I am certain I'm in the wrong here but I'm struggling to understand Arrow's USP....

tomnipotent · on Oct 27, 2021

Arrow eliminates ser/der, and if all actors in the workflow use the format you could see drastic performance improvements for a wide variety of workloads. I've seen ser/der for multi-GB+ processes take up half of the total clock time of the task.

Adoption is slow, but it'll get there.

FridgeSeal · on Oct 27, 2021

Arrow is a language-independent memory layout. It’s designed so that you could stream memory from (for example) a Rust data source to a spark/DataFusion/Python/whatever else/etc with faster throughout and support for zero-copy reads, and no serialisation/deserialisation overhead. Having the same memory model ensures better type and layout consistency as well, and means that query engines can get on with optimising and running queries rather than also having to worry about IO optimisations as well.

I’m using DataFusion (via Rust) and it’s pretty fantastic. Would love to swap out some Spark stuff for DataFusion/Ballista stuff at some point as well.

RobinL · on Oct 27, 2021

As a data data scientist, I also found this pretty confusing so I spent some time trying to understanding it better. I wrote it up as a blog post: Demystifying Apache Arrow https://www.robinlinacre.com/demystifying_arrow/

arjenpdevries · on Oct 27, 2021

Arrow is meant to share data as-is instead of requiring a copy, and, often, serialization/deserialization.

(This requires both ends to be able to handle the Arrow representation.)

Eg, it has the potential to speed up query processing in PySpark by a lot, because of its Java/Python interoperability.
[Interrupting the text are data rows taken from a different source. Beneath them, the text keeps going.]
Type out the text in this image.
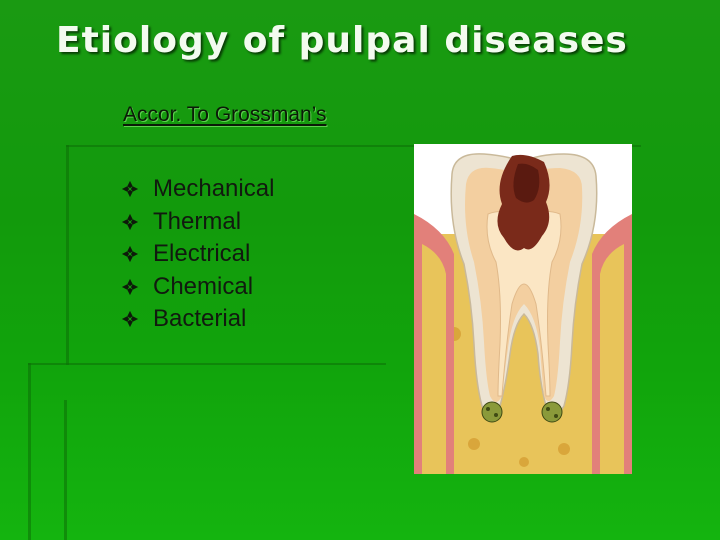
Etiology of pulpal diseases

Accor. To Grossman’s

Mechanical
Thermal
Electrical
Chemical
Bacterial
twobitshifter · on Oct 27, 2021

My use case is that since Arrow keeps all data types and dumps the in memory table to disk, this allows me to backup my work and later reload the data and keep going. Loading and writing the data to disk is very fast It’s much better than using hdf5 for me in that regard.

beagle3 · on Oct 27, 2021

And in most cases, if you memory map (mmap on Linux/BSD, MapViewOfFile on windows) it’s way faster than reading the file - because you only ever read what’s needed on one hand, and it stays in cache between invocations.